Gabe pulls it reluctantly from his pocket. The street around them is busy, but no one looks twice at them. Boyd inspects the ring, his eyebrows rising. “Look at the shape of it. That’s Achaemenid, certainly. You boys sure you don’t want to sell this to my auction house?”
“Thank you,” Gabe says hastily. “We appreciate you bailing us out of there. But I think we’d just like to return this to the people it belonged to.”
“Very well.” Boyd tilts his head, taking them both in. “Let me know if you change your mind. I could make it worth your while.” His driver helps him into his car. “Take me to Faber & Granada,” he orders. “I want an update on the suit.”
“Of course he does,” Ezra mutters, but he lets out a breath. “Let’s get back to the car before Stefan changes his mind.” They hurry to the parking garage.
“I think that was confirmation enough,” Gabe decides as they head back to New Jersey. “It’s the ring.” If they find the machatzis hashekel, though, he’s not going anywhere to verify it. “I guess all that time that Rivi spends answering Boyd’s calls paid off, huh?” He peeks at Ezra, who looks unamused at the suggestion. “Or not.”
Still, Ezra is the one who hits Rivi’s number on the car console as they drive back. “Thank you,” he says. There is a stiltedness to how he speaks to Rivi now. Gabe thinks that they’re trying, and it shows. “Your client got us out.”
“Good.” Rivi just sounds relieved, not as smug as Gabe might’ve been in her situation. She might be a better person than him. “I figured that he’d have the museum wrapped around his little finger. Did you give them your names? Any kind of statement?”
“They know mine,” Gabe admits. “But we’re going to… it shouldn’t matter, right? We’re going to return it as soon as we can.” He doesn’t want to be looking over his shoulder for the rest of his life, worried about the authorities and their mysterious stalker.
“We should find the machatzis hashekel first, though. And then we need to figure out who has a claim to the ring now that the Israel Fair Museum is gone.” He considers it. “Hey, do you think you could ask Penina to research that for us?”
“I could ask Penina?” Rivi repeats, skeptical. “Since when do you ask me to be the go-between?”
Since Gabe had tried to go out with her and ended the night in the police station. He slouches down in his seat. “Whoever our stalker is, they’re after me, not Penina.” They’d been in the house with him, had followed him from Bearwood, had rifled through Abba’s books in the basement. “And I’m sure Penina doesn’t want to… our date really didn’t end well, you know? She probably needs some space.”

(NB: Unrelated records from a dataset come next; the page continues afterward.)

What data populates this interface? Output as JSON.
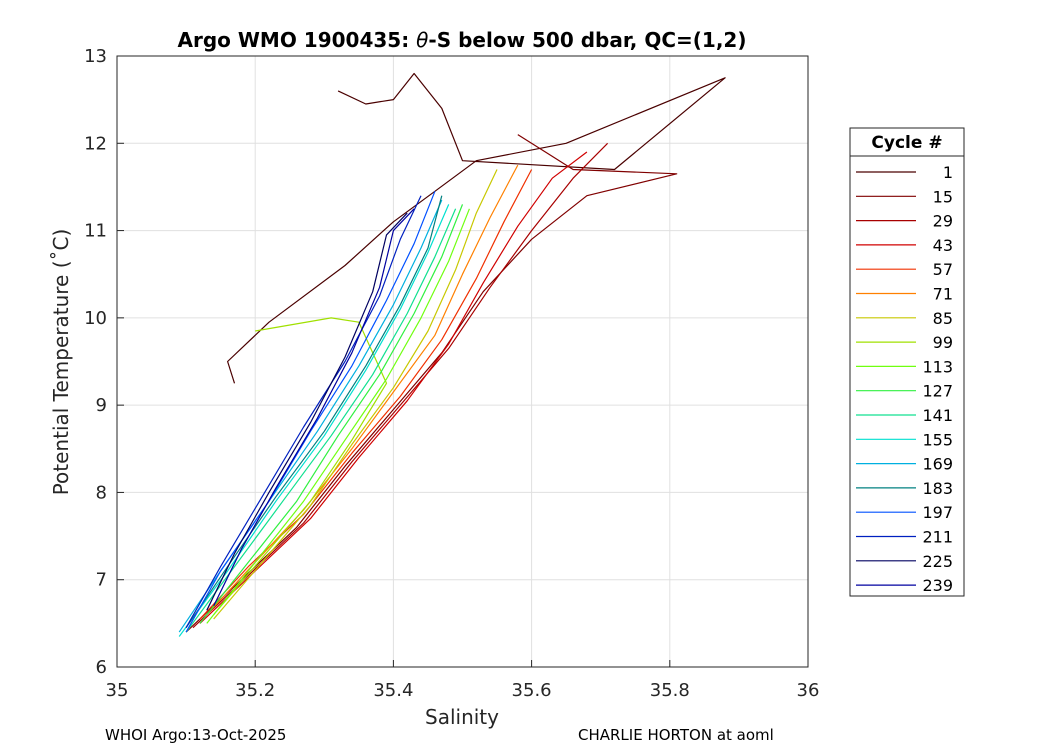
{
  "chart_data": {
    "type": "line",
    "title_prefix": "Argo WMO 1900435: ",
    "title_theta": "θ",
    "title_suffix": "-S below 500 dbar,  QC=(1,2)",
    "xlabel": "Salinity",
    "ylabel": "Potential Temperature (˚C)",
    "xlim": [
      35,
      36
    ],
    "ylim": [
      6,
      13
    ],
    "xticks": [
      35,
      35.2,
      35.4,
      35.6,
      35.8,
      36
    ],
    "xtick_labels": [
      "35",
      "35.2",
      "35.4",
      "35.6",
      "35.8",
      "36"
    ],
    "yticks": [
      6,
      7,
      8,
      9,
      10,
      11,
      12,
      13
    ],
    "ytick_labels": [
      "6",
      "7",
      "8",
      "9",
      "10",
      "11",
      "12",
      "13"
    ],
    "grid": true,
    "legend_title": "Cycle #",
    "legend_position": "right",
    "series": [
      {
        "name": "1",
        "color": "#4a0000",
        "x": [
          35.17,
          35.16,
          35.22,
          35.33,
          35.4,
          35.46,
          35.52,
          35.65,
          35.88,
          35.72,
          35.5,
          35.47,
          35.43,
          35.4,
          35.36,
          35.32
        ],
        "y": [
          9.25,
          9.5,
          9.95,
          10.6,
          11.1,
          11.45,
          11.8,
          12.0,
          12.75,
          11.7,
          11.8,
          12.4,
          12.8,
          12.5,
          12.45,
          12.6
        ]
      },
      {
        "name": "15",
        "color": "#800000",
        "x": [
          35.1,
          35.18,
          35.26,
          35.33,
          35.4,
          35.47,
          35.53,
          35.6,
          35.68,
          35.81,
          35.66,
          35.62,
          35.58
        ],
        "y": [
          6.4,
          7.0,
          7.6,
          8.3,
          8.95,
          9.6,
          10.3,
          10.9,
          11.4,
          11.65,
          11.7,
          11.9,
          12.1
        ]
      },
      {
        "name": "29",
        "color": "#a80000",
        "x": [
          35.11,
          35.19,
          35.27,
          35.34,
          35.41,
          35.48,
          35.54,
          35.6,
          35.66,
          35.71
        ],
        "y": [
          6.45,
          7.05,
          7.65,
          8.35,
          9.0,
          9.65,
          10.35,
          11.0,
          11.6,
          12.0
        ]
      },
      {
        "name": "43",
        "color": "#d00000",
        "x": [
          35.12,
          35.2,
          35.28,
          35.35,
          35.42,
          35.48,
          35.53,
          35.58,
          35.63,
          35.68
        ],
        "y": [
          6.5,
          7.1,
          7.7,
          8.4,
          9.05,
          9.7,
          10.4,
          11.05,
          11.6,
          11.9
        ]
      },
      {
        "name": "57",
        "color": "#f03000",
        "x": [
          35.12,
          35.19,
          35.27,
          35.34,
          35.41,
          35.47,
          35.52,
          35.56,
          35.6
        ],
        "y": [
          6.55,
          7.15,
          7.75,
          8.45,
          9.1,
          9.75,
          10.45,
          11.1,
          11.7
        ]
      },
      {
        "name": "71",
        "color": "#ff8000",
        "x": [
          35.13,
          35.2,
          35.27,
          35.34,
          35.4,
          35.46,
          35.5,
          35.54,
          35.58
        ],
        "y": [
          6.6,
          7.2,
          7.8,
          8.5,
          9.15,
          9.8,
          10.5,
          11.15,
          11.75
        ]
      },
      {
        "name": "85",
        "color": "#c8c800",
        "x": [
          35.14,
          35.21,
          35.28,
          35.34,
          35.4,
          35.45,
          35.49,
          35.52,
          35.55
        ],
        "y": [
          6.55,
          7.2,
          7.85,
          8.55,
          9.2,
          9.85,
          10.55,
          11.2,
          11.7
        ]
      },
      {
        "name": "99",
        "color": "#a0e000",
        "x": [
          35.14,
          35.21,
          35.28,
          35.34,
          35.39,
          35.35,
          35.31,
          35.2
        ],
        "y": [
          6.6,
          7.25,
          7.9,
          8.6,
          9.25,
          9.95,
          10.0,
          9.85
        ]
      },
      {
        "name": "113",
        "color": "#70ff10",
        "x": [
          35.13,
          35.2,
          35.27,
          35.33,
          35.39,
          35.44,
          35.48,
          35.51
        ],
        "y": [
          6.5,
          7.2,
          7.9,
          8.6,
          9.3,
          10.0,
          10.65,
          11.25
        ]
      },
      {
        "name": "127",
        "color": "#30f040",
        "x": [
          35.12,
          35.19,
          35.26,
          35.32,
          35.38,
          35.43,
          35.47,
          35.5
        ],
        "y": [
          6.5,
          7.2,
          7.9,
          8.65,
          9.35,
          10.05,
          10.7,
          11.3
        ]
      },
      {
        "name": "141",
        "color": "#10e090",
        "x": [
          35.1,
          35.17,
          35.24,
          35.31,
          35.37,
          35.42,
          35.46,
          35.49
        ],
        "y": [
          6.4,
          7.15,
          7.9,
          8.65,
          9.35,
          10.05,
          10.7,
          11.25
        ]
      },
      {
        "name": "155",
        "color": "#00e0d0",
        "x": [
          35.09,
          35.16,
          35.23,
          35.3,
          35.36,
          35.41,
          35.45,
          35.48
        ],
        "y": [
          6.35,
          7.1,
          7.9,
          8.65,
          9.4,
          10.1,
          10.75,
          11.3
        ]
      },
      {
        "name": "169",
        "color": "#00b0e0",
        "x": [
          35.09,
          35.15,
          35.22,
          35.29,
          35.35,
          35.4,
          35.44,
          35.47
        ],
        "y": [
          6.4,
          7.1,
          7.9,
          8.7,
          9.45,
          10.15,
          10.8,
          11.35
        ]
      },
      {
        "name": "183",
        "color": "#008080",
        "x": [
          35.1,
          35.16,
          35.23,
          35.3,
          35.36,
          35.41,
          35.45,
          35.47
        ],
        "y": [
          6.45,
          7.15,
          7.95,
          8.7,
          9.45,
          10.15,
          10.8,
          11.4
        ]
      },
      {
        "name": "197",
        "color": "#0050ff",
        "x": [
          35.1,
          35.15,
          35.22,
          35.28,
          35.34,
          35.39,
          35.43,
          35.46
        ],
        "y": [
          6.4,
          7.1,
          7.9,
          8.7,
          9.45,
          10.2,
          10.85,
          11.45
        ]
      },
      {
        "name": "211",
        "color": "#0020c0",
        "x": [
          35.1,
          35.15,
          35.21,
          35.27,
          35.33,
          35.38,
          35.41,
          35.44
        ],
        "y": [
          6.45,
          7.15,
          7.95,
          8.75,
          9.5,
          10.25,
          10.9,
          11.4
        ]
      },
      {
        "name": "225",
        "color": "#000060",
        "x": [
          35.13,
          35.17,
          35.22,
          35.28,
          35.33,
          35.37,
          35.39,
          35.42
        ],
        "y": [
          6.65,
          7.3,
          8.0,
          8.8,
          9.55,
          10.3,
          10.95,
          11.2
        ]
      },
      {
        "name": "239",
        "color": "#0000a0",
        "x": [
          35.14,
          35.18,
          35.23,
          35.29,
          35.34,
          35.38,
          35.4,
          35.43
        ],
        "y": [
          6.7,
          7.35,
          8.05,
          8.85,
          9.6,
          10.35,
          11.0,
          11.25
        ]
      }
    ]
  },
  "footer": {
    "left": "WHOI Argo:13-Oct-2025",
    "right": "CHARLIE HORTON at aoml"
  }
}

He’s a little embarrassed, a little ashamed. Hillel had asked about a second date, and Gabe had asked for some time. He’s been so single-minded about the investigation that Penina had paid the price, and he’s sure she doesn’t want to speak to him right now.
Rivi is quiet for a moment, the only noise the humming of Ezra’s car as they cross the bridge. “I wouldn’t underestimate Penina,” she says at last. “She might surprise you.”